Q5.How will you define OLAP (Online Analytical Processing)? (This is one of the most common business intelligence interview questions)
Ans-OLAP (Online Analytical Processing) is a technological concept applied in various BI tools and applications that helps in executing complex analytical calculations. OLAP analyzes the trends, performs intricate calculations (like aggregation, summation, count, average, min, max), and carries out sophisticated data modeling in a BI system. OLAP systems’ primary objective is to diminish the response time of queries and improve the effectiveness of the calculated reports.
Q6.How will you define OLTP (Online Transaction Processing)?
Ans-OLTP (Online Transaction Processing) systems are the vast collection of small data transactions like insert, delete, and update. These are operational databases that produce quick processing of a query. It also determines the integrity and consistency of data. It is the number of transactions per second that helps in measuring the efficiency of an OLTP system.
Q7.Define the term Data Warehousing?
Ans-Data Warehousing is the repository system used to analyze and report data from various heterogeneous sources and forms. These data will be available from the oracle database, SQL Server, Postgres, or a simple excel sheet. The warehouse uses one central mechanism called the repository, through which the business analyst can fetch all historical reports associated with that data.
Q8.Mentioned some characteristics of the Data warehouse.
Ans-A data warehouse is a separate database responsible for storing historical information records and is kept separate from an operational database.Processed and analyzed data from a data warehouse helps make top management strategic and tactical decisions based on the analysis.
Analyzing data in the data warehouse helps the business analysts and users see the current business trends.The data warehouse is also responsible for consolidating historical data analysis.
Q9.What are the key advantages of using BI systems?
Ans-The key advantages of using BI systems are:
1).It helps boost productivity and makes it possible to create a business report with just a single click.

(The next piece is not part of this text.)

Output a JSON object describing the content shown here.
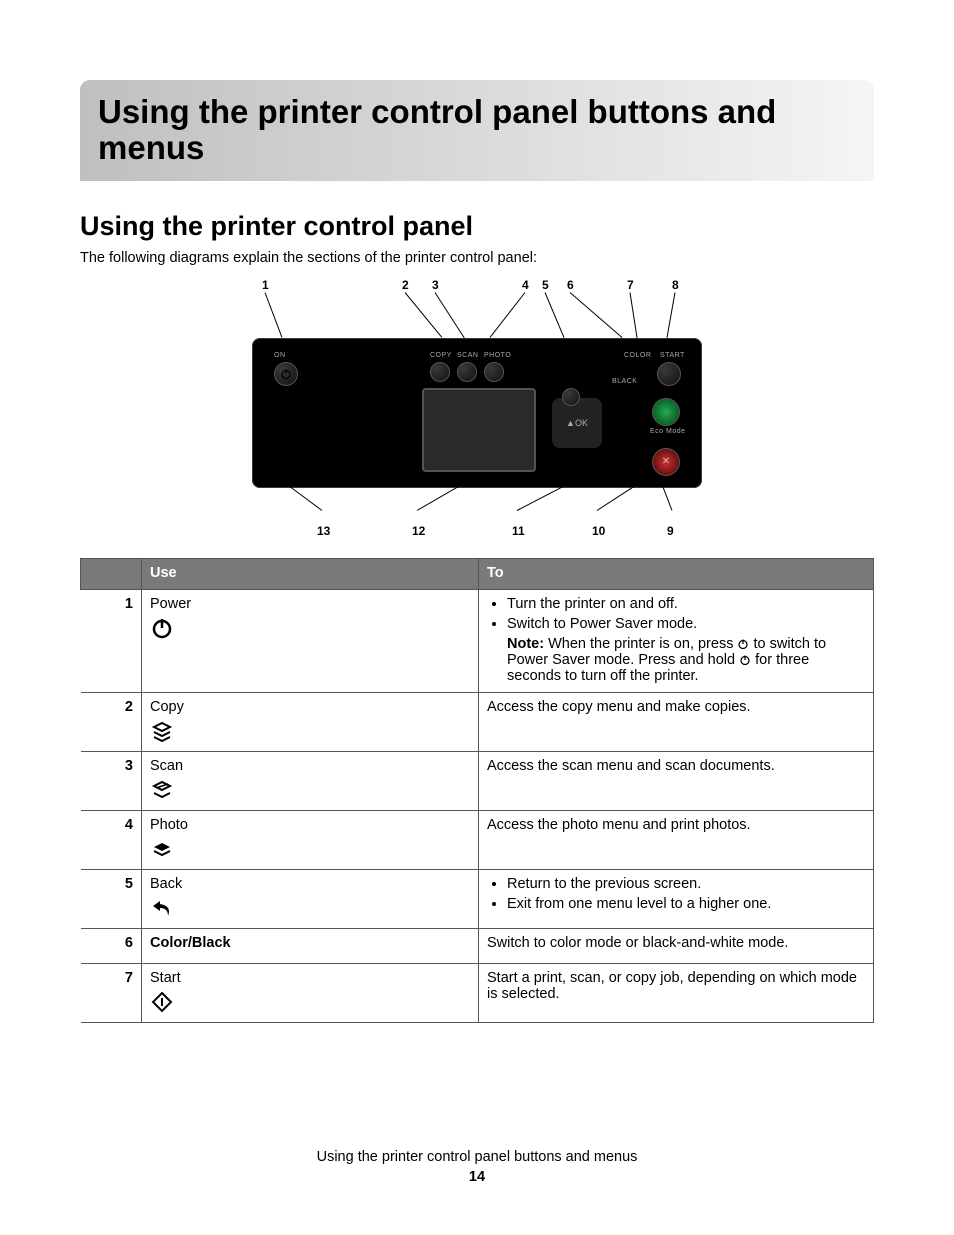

2).It also helps increase the visibility of the data analysis and possibly identify those areas that demand attention.
3).As per the organization’s goals, the BI system sets the accountability.
4).BI systems automate several tasks by offering predictive analysis, benchmarking, modeling figures, and statistical calculations using different methodologies.
Q10. Mention two disadvantages of Business Intelligence Systems.
Ans-The two disadvantages of Business Intelligence Systems are:
1).The BI systems are costly, so using them for small and medium scale enterprises will prove expensive.
2).Implementing BI systems for the data warehouse is complicated. Hence, the complexity of using it is another drawback of it.